One of the sub-themes of the exhibition programming at the Kelowna Art Gallery is looking at the current state of painting as it is being explored by some of Canada’s most interesting and aware painters.

This fall we will have the exemplar of Ontario-based Gary Spearin here with his installation of numerous small works, arranged in large grids on the gallery walls.

In this way the viewer’s attention is directed to a dispersed field of work, rather than just the usual looking at a single painting in particular, followed by another, as one walks around the exhibition space.

The artist’s current series, now on view, is titled iNifiNiTi.

Begun in 2007, it now comprises 110 paintings.

Each time he has an exhibition Spearin selects which works from this overall body he wishes to install, and in what configuration.

Spearin has a system in place for the creation of these works, which one can discern after studying a number of them: he begins each 24 x 20-inch-sized canvas with an ellipse, then adds repeated rows of strokes of paint in gradated colours, moving along either vertically or horizontally.

Sometimes these lines wiggle and bend into shapes or forms, which our minds immediately begin to read as legible objects.

Spearin likes his work to resist pigeon-holing, and indeed, we would be hard pressed to say whether his work is representational or abstract, for example.

Spearin had a solo exhibition at the Kelowna Art Gallery in 2004 of an earlier series of work called NAME paintings.

These works had titles like A Foreign Name, or Insert Name Here. With iNifiNiTi, the paintings have been titled using dates, in the month-day-year format, using all numerals.

Viewers might initially assume each title is the date on which the individual canvas was completed until they notice that some dates are from the distant past and others are in the future.

From a certain point of view, the paintings are meditations on time: Our experience and perception of time.

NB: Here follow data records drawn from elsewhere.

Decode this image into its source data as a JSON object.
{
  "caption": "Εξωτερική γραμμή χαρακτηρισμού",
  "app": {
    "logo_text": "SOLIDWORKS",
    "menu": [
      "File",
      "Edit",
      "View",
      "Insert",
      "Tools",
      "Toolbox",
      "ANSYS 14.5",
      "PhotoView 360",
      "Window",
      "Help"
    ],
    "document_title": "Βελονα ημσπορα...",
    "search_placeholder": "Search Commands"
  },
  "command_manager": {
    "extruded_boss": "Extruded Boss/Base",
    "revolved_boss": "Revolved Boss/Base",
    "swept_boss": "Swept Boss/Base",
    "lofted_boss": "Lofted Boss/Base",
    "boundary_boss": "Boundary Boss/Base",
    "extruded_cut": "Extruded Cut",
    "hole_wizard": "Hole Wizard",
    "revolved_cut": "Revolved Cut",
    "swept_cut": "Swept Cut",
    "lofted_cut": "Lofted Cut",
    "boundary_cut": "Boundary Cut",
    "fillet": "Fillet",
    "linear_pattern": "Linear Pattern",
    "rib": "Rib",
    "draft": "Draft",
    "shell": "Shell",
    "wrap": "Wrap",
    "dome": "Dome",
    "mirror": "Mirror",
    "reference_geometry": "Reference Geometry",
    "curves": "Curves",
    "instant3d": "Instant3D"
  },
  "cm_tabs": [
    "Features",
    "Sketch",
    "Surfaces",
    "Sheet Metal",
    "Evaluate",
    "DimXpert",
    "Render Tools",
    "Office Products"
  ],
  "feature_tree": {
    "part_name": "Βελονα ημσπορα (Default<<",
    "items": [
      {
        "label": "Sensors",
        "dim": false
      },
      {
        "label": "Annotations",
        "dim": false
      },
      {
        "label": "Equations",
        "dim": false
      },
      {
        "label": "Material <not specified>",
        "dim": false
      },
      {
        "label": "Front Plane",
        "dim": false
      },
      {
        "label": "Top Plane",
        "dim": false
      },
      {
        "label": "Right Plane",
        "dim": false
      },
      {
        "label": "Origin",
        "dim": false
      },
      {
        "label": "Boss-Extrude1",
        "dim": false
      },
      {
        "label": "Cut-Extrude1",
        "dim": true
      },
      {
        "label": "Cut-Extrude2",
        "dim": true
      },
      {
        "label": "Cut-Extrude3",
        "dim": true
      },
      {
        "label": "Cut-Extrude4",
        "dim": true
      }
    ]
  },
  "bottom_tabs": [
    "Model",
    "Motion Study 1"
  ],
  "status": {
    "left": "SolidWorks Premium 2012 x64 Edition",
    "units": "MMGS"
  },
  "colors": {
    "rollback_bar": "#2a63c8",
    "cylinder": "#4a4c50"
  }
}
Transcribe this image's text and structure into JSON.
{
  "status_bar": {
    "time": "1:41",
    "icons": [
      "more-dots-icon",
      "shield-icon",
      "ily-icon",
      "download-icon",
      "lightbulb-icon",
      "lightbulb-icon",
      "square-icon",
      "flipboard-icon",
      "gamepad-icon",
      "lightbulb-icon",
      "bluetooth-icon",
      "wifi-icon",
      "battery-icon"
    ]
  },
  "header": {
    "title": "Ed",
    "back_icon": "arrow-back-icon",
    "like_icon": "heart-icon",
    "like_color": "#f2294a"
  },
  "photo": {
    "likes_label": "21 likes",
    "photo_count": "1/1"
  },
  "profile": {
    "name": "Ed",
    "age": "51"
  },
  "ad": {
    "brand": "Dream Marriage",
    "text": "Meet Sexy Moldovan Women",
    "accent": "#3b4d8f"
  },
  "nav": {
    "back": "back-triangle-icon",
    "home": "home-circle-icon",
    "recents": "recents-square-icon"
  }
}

Also, Spearin therefore likes to nudge us to question our need for names/titles, and for pinning things down with dates.

Even the notion of the individual, authored masterpiece is on the line, with his dispersed, all-over grid of paintings spread democratically on the walls.

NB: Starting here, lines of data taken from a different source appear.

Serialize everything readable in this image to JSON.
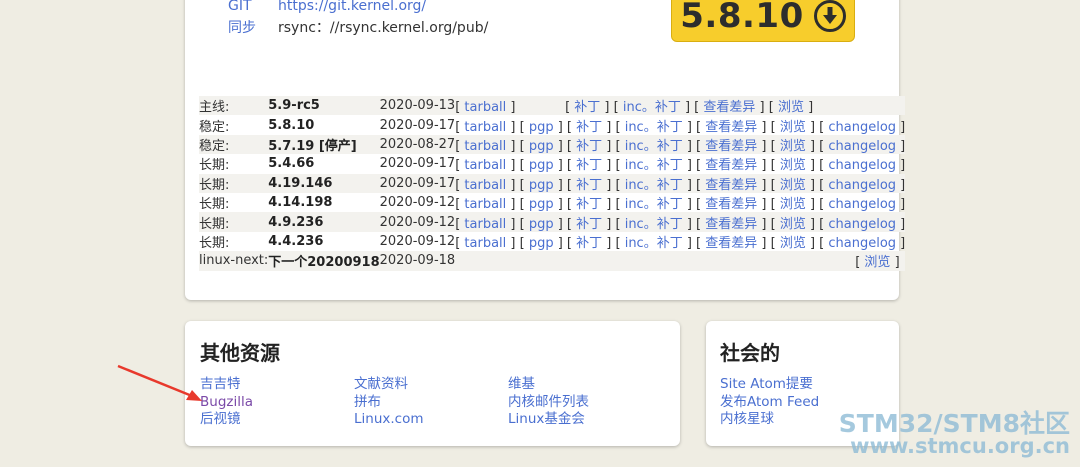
{
  "mirrors": [
    {
      "key": "GIT",
      "value": "https://git.kernel.org/"
    },
    {
      "key": "同步",
      "value": "rsync：//rsync.kernel.org/pub/"
    }
  ],
  "download": {
    "version": "5.8.10"
  },
  "releases": [
    {
      "branch": "主线:",
      "version": "5.9-rc5",
      "date": "2020-09-13",
      "links": "[ tarball ]            [ 补丁 ] [ inc。补丁 ] [ 查看差异 ] [ 浏览 ]"
    },
    {
      "branch": "稳定:",
      "version": "5.8.10",
      "date": "2020-09-17",
      "links": "[ tarball ] [ pgp ] [ 补丁 ] [ inc。补丁 ] [ 查看差异 ] [ 浏览 ] [ changelog ]"
    },
    {
      "branch": "稳定:",
      "version": "5.7.19 [停产]",
      "date": "2020-08-27",
      "links": "[ tarball ] [ pgp ] [ 补丁 ] [ inc。补丁 ] [ 查看差异 ] [ 浏览 ] [ changelog ]"
    },
    {
      "branch": "长期:",
      "version": "5.4.66",
      "date": "2020-09-17",
      "links": "[ tarball ] [ pgp ] [ 补丁 ] [ inc。补丁 ] [ 查看差异 ] [ 浏览 ] [ changelog ]"
    },
    {
      "branch": "长期:",
      "version": "4.19.146",
      "date": "2020-09-17",
      "links": "[ tarball ] [ pgp ] [ 补丁 ] [ inc。补丁 ] [ 查看差异 ] [ 浏览 ] [ changelog ]"
    },
    {
      "branch": "长期:",
      "version": "4.14.198",
      "date": "2020-09-12",
      "links": "[ tarball ] [ pgp ] [ 补丁 ] [ inc。补丁 ] [ 查看差异 ] [ 浏览 ] [ changelog ]"
    },
    {
      "branch": "长期:",
      "version": "4.9.236",
      "date": "2020-09-12",
      "links": "[ tarball ] [ pgp ] [ 补丁 ] [ inc。补丁 ] [ 查看差异 ] [ 浏览 ] [ changelog ]"
    },
    {
      "branch": "长期:",
      "version": "4.4.236",
      "date": "2020-09-12",
      "links": "[ tarball ] [ pgp ] [ 补丁 ] [ inc。补丁 ] [ 查看差异 ] [ 浏览 ] [ changelog ]"
    },
    {
      "branch": "linux-next:",
      "version": "下一个20200918",
      "date": "2020-09-18",
      "links": "[ 浏览 ]"
    }
  ],
  "other_resources": {
    "title": "其他资源",
    "col1": [
      "吉吉特",
      "Bugzilla",
      "后视镜"
    ],
    "col2": [
      "文献资料",
      "拼布",
      "Linux.com"
    ],
    "col3": [
      "维基",
      "内核邮件列表",
      "Linux基金会"
    ]
  },
  "social": {
    "title": "社会的",
    "items": [
      "Site Atom提要",
      "发布Atom Feed",
      "内核星球"
    ]
  },
  "watermark": {
    "line1": "STM32/STM8社区",
    "line2": "www.stmcu.org.cn"
  },
  "colors": {
    "link": "#4a6fd0",
    "button": "#f7cd2c",
    "arrow": "#e8392c"
  }
}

Spearin recently recounted the story of how he came up with the name iNifiNiTi for his series of paintings.

He was stuck in traffic one day and noticed that the car stopped ahead of him was a Nissan Infiniti.

The letters of this made-up word began to permeate his consciousness. It came to him that if he added one more letter “i” after the first syllable “in,” then every second letter in the new word would be an “i.”

He thought this strange non-word, which he seized on as a neologism (meaning a new term for something), would be the perfect title for his new series of paintings.

He liked especially that there was now a syllable spelling “if” in the new word, which acted like an arrow for him, pointing to open-ended possibilities.

Painting is an intensely rich area of visual arts, one that the art critic for the New Yorker, Peter Schjeldahl, has called so much more than a medium, as it is rather more of an art form all of its own.

Gary Spearin holds a BFA from the Nova Scotia College of Art and Design in Halifax, and an MFA from the University of Guelph in Ontario.

He lives and works in a rural community on the shores of Lake Huron, close to Sarnia, Ont.

Gary Spearin: iNifiNiTi opens at the Kelowna Art Gallery on Oct. 4 and runs until Jan. 11, 2015.